Advertorials boost business sales



Many viewers at Super Bowl time are more interested in the commercials than the game itself.  And why would someone with absolutely no interest in American football; someone who may not even know what teams are playing, want to watch commercials?  This is because they are very entertaining (and captivatingly expensive).

By and large people don’t like advertising.  They don’t like being told what to do or what to buy.  This makes it tuff for advertisers who have a product to sell.  Taking the Super Bowl approach of making the ads entertaining certainly gets them watched, but how many people are actually insured with Geico because of the hugely entertaining gecko, or with Aflac because of the equally entertaining duck?  The old adage about leading a horse to water comes to mind.  What if you could convince the horse that he is really, really thirsty?

This is what advertorials aim to do: give the readers some informative and/or entertaining background to the product or service being promoted, and let them realize that this is exactly what they have always wanted.  AdvertorialAgency.com provides an advertorial distribution service.

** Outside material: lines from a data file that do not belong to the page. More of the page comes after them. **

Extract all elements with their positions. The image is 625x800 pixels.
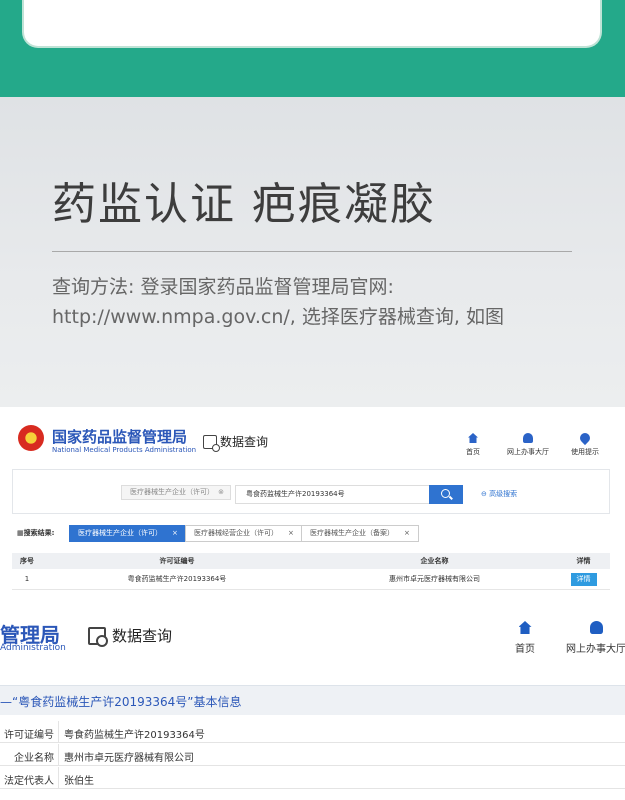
hero-section: [0, 97, 625, 407]
site-header: 国家药品监督管理局 National Medical Products Admi…: [0, 407, 625, 459]
info-row: 法定代表人 张伯生: [0, 767, 625, 789]
column-header-no: 序号: [20, 557, 34, 565]
nav-usage-tips-label: 使用提示: [571, 448, 599, 456]
nav-home[interactable]: 首页: [466, 433, 480, 457]
search-bar: 医疗器械生产企业（许可） ⊗ 粤食药监械生产许20193364号 ⊖ 高级搜索: [12, 469, 610, 514]
org-name-en-partial: Administration: [0, 643, 66, 653]
row-detail-cell: 详情: [557, 569, 610, 589]
org-name[interactable]: 国家药品监督管理局: [52, 426, 187, 447]
location-pin-icon: [577, 430, 593, 446]
data-query-label: 数据查询: [220, 435, 269, 449]
clear-category-icon[interactable]: ⊗: [218, 486, 224, 499]
row-no: 1: [24, 575, 30, 583]
nav-home-label: 首页: [466, 448, 480, 456]
user-icon: [523, 433, 533, 443]
home-icon: [468, 433, 478, 443]
divider: [58, 744, 59, 766]
detail-header: 管理局 Administration 数据查询 首页 网上办事大厅: [0, 603, 625, 683]
results-label: ▦搜索结果:: [17, 529, 55, 537]
divider: [58, 767, 59, 789]
hero-title: 药监认证 疤痕凝胶: [52, 179, 436, 230]
hero-description: 查询方法: 登录国家药品监督管理局官网: http://www.nmpa.gov…: [52, 272, 612, 332]
category-select[interactable]: 医疗器械生产企业（许可） ⊗: [121, 485, 231, 500]
field-label: 许可证编号: [4, 730, 54, 741]
nav-home-label: 首页: [515, 644, 535, 655]
org-name-en: National Medical Products Administration: [52, 446, 197, 454]
nav-online-hall-label: 网上办事大厅: [566, 644, 625, 655]
results-table: 序号 许可证编号 企业名称 详情 1 粤食药监械生产许20193364号 惠州市…: [12, 553, 610, 590]
filter-tag-label: 医疗器械生产企业（备案）: [310, 529, 394, 537]
field-label: 企业名称: [14, 753, 54, 764]
data-search-icon: [203, 434, 220, 452]
info-row: 企业名称 惠州市卓元医疗器械有限公司: [0, 744, 625, 766]
data-query-link[interactable]: 数据查询: [203, 433, 269, 452]
filter-tag-production-license[interactable]: 医疗器械生产企业（许可） ×: [69, 525, 187, 542]
top-banner: [0, 0, 625, 97]
hero-line-1: 查询方法: 登录国家药品监督管理局官网:: [52, 276, 394, 298]
info-row: 许可证编号 粤食药监械生产许20193364号: [0, 721, 625, 743]
filter-tag-operation-license[interactable]: 医疗器械经营企业（许可） ×: [185, 525, 303, 542]
top-card: [22, 0, 602, 48]
detail-button[interactable]: 详情: [570, 573, 597, 586]
data-query-label: 数据查询: [112, 627, 173, 645]
field-label: 法定代表人: [4, 776, 54, 787]
field-value: 粤食药监械生产许20193364号: [64, 730, 205, 741]
nav-online-hall[interactable]: 网上办事大厅: [507, 433, 549, 457]
column-header-license: 许可证编号: [159, 557, 195, 565]
column-header-company: 企业名称: [420, 557, 449, 565]
national-emblem-icon: [18, 425, 44, 451]
field-value: 张伯生: [64, 776, 94, 787]
close-icon[interactable]: ×: [172, 529, 178, 537]
nav-usage-tips[interactable]: 使用提示: [571, 430, 599, 457]
data-query-link[interactable]: 数据查询: [88, 625, 173, 647]
row-company: 惠州市卓元医疗器械有限公司: [389, 575, 480, 583]
user-icon: [589, 621, 603, 634]
field-value: 惠州市卓元医疗器械有限公司: [64, 753, 194, 764]
hero-line-2: http://www.nmpa.gov.cn/, 选择医疗器械查询, 如图: [52, 306, 504, 328]
basic-info-section-header: —“粤食药监械生产许20193364号”基本信息: [0, 685, 625, 715]
nav-online-hall-label: 网上办事大厅: [507, 448, 549, 456]
search-screenshot: 国家药品监督管理局 National Medical Products Admi…: [0, 407, 625, 603]
row-license: 粤食药监械生产许20193364号: [127, 575, 227, 583]
result-filters: ▦搜索结果: 医疗器械生产企业（许可） × 医疗器械经营企业（许可） × 医疗器械生…: [12, 522, 610, 546]
nav-home[interactable]: 首页: [515, 621, 535, 655]
close-icon[interactable]: ×: [404, 529, 410, 537]
table-header: 序号 许可证编号 企业名称 详情: [12, 553, 610, 569]
section-title: —“粤食药监械生产许20193364号”基本信息: [0, 695, 242, 709]
category-select-label: 医疗器械生产企业（许可）: [130, 488, 214, 496]
column-header-detail: 详情: [576, 557, 591, 565]
nav-online-hall[interactable]: 网上办事大厅: [566, 621, 625, 655]
table-row: 1 粤食药监械生产许20193364号 惠州市卓元医疗器械有限公司 详情: [12, 569, 610, 590]
close-icon[interactable]: ×: [288, 529, 294, 537]
search-input[interactable]: 粤食药监械生产许20193364号: [235, 485, 441, 504]
filter-tag-label: 医疗器械经营企业（许可）: [194, 529, 278, 537]
divider: [58, 721, 59, 743]
search-button[interactable]: [429, 485, 463, 504]
data-search-icon: [88, 626, 108, 647]
filter-tag-label: 医疗器械生产企业（许可）: [78, 529, 162, 537]
filter-tag-production-filing[interactable]: 医疗器械生产企业（备案） ×: [301, 525, 419, 542]
detail-screenshot: 管理局 Administration 数据查询 首页 网上办事大厅 —“粤食药监…: [0, 603, 625, 800]
divider: [52, 251, 572, 252]
advanced-search-link[interactable]: ⊖ 高级搜索: [481, 489, 517, 499]
home-icon: [518, 621, 532, 634]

Next question:  What is an advertorial? The portmanteau word - derived from advertisement and editorial - describes the print equivalent of an infomercial, that is, an editorial style advertisement.  Or as Wiktionary defines it:  An advertisement written in the form of an objective editorial, presented in a printed publication, and usually designed to look like a legitimate and independent news article.

The strength of an advertorial lies in the fact that  people tend to give more credibility to editorial content than to paid advertisements, for the obvious reason that advertisers will say whatever they need to in order to get you to buy their product. For the same reason, newspapers are not always keen to print “news” articles written by an advertiser, and compromise by putting “advertisement” above the article.  This definitely cuts down on the number of people who will even look at the advertorial, let alone read to the end where the contact information is placed. But there is a possible win-win solution.

In many cases, if the advertiser buys a display ad, the newspaper will include the advertorial as presented by the advertiser, or sometimes re-written by the newspaper’s staff.  The newspaper gets the revenue from the ad, and the advertiser gets an advertorial which really does look like a legitimate news article, backed up by the display ad for a one-two punch.

Well-written, carefully-placed advertorials have been shown to boost sales more than other forms of advertising, including display advertising in newspapers and online banners, both of which are often ignored by readers and internet users respectively. New businesses have reported that their mixed media advertising campaigns stimulated virtually no interest until an advertorial appeared, at which point the phone began ringing off the hook.

Free promotion in the form of unpaid news articles – a sort of widely disseminated “word-of-mouth” – does more for a business than dozens of paid advertisements. A good advertorial is the next best thing.